No need to get defensive about it. Yes, I get it when it comes to film but that't an entirely different kettle of fish.
With digital, there are two separate absolute limits where the sensel buckets overflow or the raw file numeric values max out. These place an upper limit on exposure. It's only with a gain of 1x that these two limits are reached at about the same time.
With film there is the film base plus fog that you need to rise above before you can begin to record anything meaningful. With B&W you can adjust the "gain" (contrast) but you cannot do that with color without consequenses.
Even with B&W film, the latitude soon maxes out so, if you get the shadows right, you still might end up with too much contrast and exposure to retain useful information in the highlights.
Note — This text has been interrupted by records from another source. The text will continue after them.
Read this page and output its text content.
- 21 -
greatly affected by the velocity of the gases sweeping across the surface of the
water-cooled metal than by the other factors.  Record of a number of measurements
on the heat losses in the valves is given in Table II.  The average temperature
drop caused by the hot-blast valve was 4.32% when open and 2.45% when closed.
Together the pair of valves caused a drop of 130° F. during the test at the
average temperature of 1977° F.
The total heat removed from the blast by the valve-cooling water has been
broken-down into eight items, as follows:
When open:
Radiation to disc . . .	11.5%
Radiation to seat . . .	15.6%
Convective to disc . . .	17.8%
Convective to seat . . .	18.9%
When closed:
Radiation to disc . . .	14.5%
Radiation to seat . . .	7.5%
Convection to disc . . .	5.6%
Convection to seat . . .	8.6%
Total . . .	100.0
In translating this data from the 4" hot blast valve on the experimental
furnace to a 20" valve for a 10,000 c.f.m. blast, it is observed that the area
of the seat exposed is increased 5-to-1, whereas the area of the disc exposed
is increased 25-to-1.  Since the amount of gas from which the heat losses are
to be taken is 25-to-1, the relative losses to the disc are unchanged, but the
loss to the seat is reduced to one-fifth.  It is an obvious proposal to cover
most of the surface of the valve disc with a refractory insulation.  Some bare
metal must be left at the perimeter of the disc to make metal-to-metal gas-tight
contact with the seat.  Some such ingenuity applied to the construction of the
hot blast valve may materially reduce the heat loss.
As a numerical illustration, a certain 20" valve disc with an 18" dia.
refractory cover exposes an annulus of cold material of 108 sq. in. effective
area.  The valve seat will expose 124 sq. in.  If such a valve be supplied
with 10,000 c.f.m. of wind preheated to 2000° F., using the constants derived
That's where compensating development comes in to retard the highlight development while completing the shadow development.
But the part that does not translate is the much wider DR of digital and the fact that there is so much more latitude than with film, especially color transparency film.
You can get away with much more variation in exposure setting with digital than you could with film. That's why there is no apparent deterioration in an image of a normal scene when you apply ETTR or ETTL by one or two stops, even more with a scene with a narrow DR.
Just as there have been proponents of ETTR who demonstrate how much they can push the histogram to the right without losing the highlights information, there have been others who have allowed the histogram to move to the left without losing shadow information. What saves them both is having a scene with a narrower DR than the camera is capable of recording cleanly.
And the key to accessing the camera's wide DR is staying close to base ISO. That also encourages full exposure at the camera's native sensitivity and holds the noise down. That's not a hangup on my part, it's an immutable fact.